The company that I work for produces two different software applications. The first is an ecommerce platform that’s new and sexy, uses the latest technology, and grabs the majority of the company’s development resources. The second is an order fulfillment application that is older, a little ugly, runs on outdated technology, and does not require much upkeep from developers.

In terms of Rogers’ TALC bell curve, the ecommerce platform is stuck in the initial stages of the adoption life cycle as we struggle to move beyond meeting the needs of the innovators and early adopters. As Hackos states, “In most cases, innovator and early adopter customers are integrally involved in helping a company develop the product in the first place” (125). Without the guidance, suggestions, and gentle nudges that our first set of customers have given us, the product would not be nearly as functional or feature-rich as it is currently. However, as the ecommerce product grows, stabilizes, and matures, so does the necessity that our product moves beyond these initial stages, across Moore’s chasm, and into the profitable land of the majority.

At the moment, the product is experiencing what could be considered “growing pains”.  As our user base and their expectations change, so should our business strategies. The majority markets want a stable product that’s bug free, easy to use and well-documented. These types of customers do not want to experiment with settings in order to find something that meets their needs. Instead, they expect the product to suit their use cases right out of the box. Furthermore, the majority users require user manuals and other training media that allows them to do the configuration of the application themselves, without the need for a hired implementation consultant or programmer. When we were serving just the innovators and early adopters, a rag-tag team of software developers and a business analyst were the only resources needed to make the customer happy. However, now that the company is attempting to satisfy the majority, we are faced with hiring more quality assurance testers, technical writers and training specialists whose single focus is on meeting the needs of the majority users.

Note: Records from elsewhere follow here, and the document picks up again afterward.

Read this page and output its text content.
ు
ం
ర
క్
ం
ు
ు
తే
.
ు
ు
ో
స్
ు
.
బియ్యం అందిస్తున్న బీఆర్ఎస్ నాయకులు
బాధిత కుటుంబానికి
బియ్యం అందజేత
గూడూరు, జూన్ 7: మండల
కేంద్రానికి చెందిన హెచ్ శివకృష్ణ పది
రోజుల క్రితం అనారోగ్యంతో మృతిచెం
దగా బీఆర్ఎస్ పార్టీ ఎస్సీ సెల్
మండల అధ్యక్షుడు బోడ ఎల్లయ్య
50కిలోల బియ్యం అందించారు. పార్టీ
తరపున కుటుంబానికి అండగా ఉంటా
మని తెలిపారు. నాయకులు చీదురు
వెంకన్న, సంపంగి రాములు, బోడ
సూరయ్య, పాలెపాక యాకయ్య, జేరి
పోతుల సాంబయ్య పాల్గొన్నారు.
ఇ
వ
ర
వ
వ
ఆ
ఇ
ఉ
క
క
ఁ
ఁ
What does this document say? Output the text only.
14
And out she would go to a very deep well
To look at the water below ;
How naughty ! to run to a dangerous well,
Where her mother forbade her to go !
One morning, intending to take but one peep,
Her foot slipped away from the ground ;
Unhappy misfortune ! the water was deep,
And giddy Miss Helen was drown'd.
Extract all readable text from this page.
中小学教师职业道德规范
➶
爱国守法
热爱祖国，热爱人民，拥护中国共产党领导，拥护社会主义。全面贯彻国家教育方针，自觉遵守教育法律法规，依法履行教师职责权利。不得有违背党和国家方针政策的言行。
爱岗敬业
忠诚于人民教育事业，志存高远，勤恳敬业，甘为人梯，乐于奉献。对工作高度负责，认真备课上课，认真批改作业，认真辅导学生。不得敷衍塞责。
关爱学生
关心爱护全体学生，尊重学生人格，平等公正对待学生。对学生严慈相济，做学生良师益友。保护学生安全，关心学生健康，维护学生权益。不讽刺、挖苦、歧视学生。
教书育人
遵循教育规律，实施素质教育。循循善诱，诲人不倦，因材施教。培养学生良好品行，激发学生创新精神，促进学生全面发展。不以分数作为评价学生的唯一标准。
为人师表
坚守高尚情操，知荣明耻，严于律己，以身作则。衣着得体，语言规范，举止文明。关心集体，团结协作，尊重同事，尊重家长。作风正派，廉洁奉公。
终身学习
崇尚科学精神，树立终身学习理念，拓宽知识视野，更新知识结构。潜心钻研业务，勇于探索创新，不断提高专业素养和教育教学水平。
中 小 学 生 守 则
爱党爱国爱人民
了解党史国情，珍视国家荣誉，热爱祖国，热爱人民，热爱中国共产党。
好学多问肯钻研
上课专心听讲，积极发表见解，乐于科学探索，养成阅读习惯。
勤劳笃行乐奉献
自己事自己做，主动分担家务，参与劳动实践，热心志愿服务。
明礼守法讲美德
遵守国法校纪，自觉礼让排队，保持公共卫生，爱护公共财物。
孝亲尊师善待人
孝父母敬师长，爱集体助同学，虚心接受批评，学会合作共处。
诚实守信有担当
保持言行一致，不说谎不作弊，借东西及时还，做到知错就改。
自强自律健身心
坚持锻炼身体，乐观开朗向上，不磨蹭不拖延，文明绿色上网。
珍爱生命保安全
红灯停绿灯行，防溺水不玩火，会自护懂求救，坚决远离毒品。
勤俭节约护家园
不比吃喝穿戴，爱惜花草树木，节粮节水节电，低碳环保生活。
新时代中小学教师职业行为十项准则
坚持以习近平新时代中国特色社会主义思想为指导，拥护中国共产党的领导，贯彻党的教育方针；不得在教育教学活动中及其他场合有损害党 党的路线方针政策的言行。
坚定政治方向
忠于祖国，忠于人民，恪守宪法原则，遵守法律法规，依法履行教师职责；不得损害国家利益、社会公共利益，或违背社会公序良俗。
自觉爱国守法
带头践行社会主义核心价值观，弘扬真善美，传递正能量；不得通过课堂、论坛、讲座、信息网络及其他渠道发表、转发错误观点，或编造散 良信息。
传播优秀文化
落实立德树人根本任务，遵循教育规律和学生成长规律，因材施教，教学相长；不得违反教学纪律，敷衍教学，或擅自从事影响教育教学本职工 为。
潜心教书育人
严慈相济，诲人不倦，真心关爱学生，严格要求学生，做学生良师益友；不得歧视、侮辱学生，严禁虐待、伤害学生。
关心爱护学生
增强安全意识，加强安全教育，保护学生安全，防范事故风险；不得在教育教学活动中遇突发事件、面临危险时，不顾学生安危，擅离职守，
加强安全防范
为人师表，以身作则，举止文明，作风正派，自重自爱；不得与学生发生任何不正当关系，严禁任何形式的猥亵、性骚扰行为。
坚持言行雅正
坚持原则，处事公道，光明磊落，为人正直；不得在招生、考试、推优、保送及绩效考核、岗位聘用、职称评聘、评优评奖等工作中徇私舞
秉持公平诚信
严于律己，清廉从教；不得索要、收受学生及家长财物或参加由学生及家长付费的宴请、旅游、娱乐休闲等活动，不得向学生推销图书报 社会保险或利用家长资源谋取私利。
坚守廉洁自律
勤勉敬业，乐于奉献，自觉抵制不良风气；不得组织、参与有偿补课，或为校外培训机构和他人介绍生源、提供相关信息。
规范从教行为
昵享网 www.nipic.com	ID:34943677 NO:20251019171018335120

The company’s order fulfillment application, on the other hand, is on the far right of the TALC curve – the laggards. Like mainframes and other hold outs, our order fulfillment application gets the job done – albeit in a not-so-pretty way. Because the application relies on technology platforms that are outdated (and is incompatible with the latest operating systems and database servers), we can only market it toward laggards who haven’t yet upgraded and don’t plan to upgrade in the next several years. These are customers who are happy to maintain an aging system – moreover, because the application is so mature, the documentation and resources are available to ensure that supporting such an ancient system is easy.

Put into the context of the TALC, it’s easy to understand the direction that the company’s applications are headed and the diverse needs of each user group. However, as we are currently experiencing, getting across Moore’s chasm is anything but simple.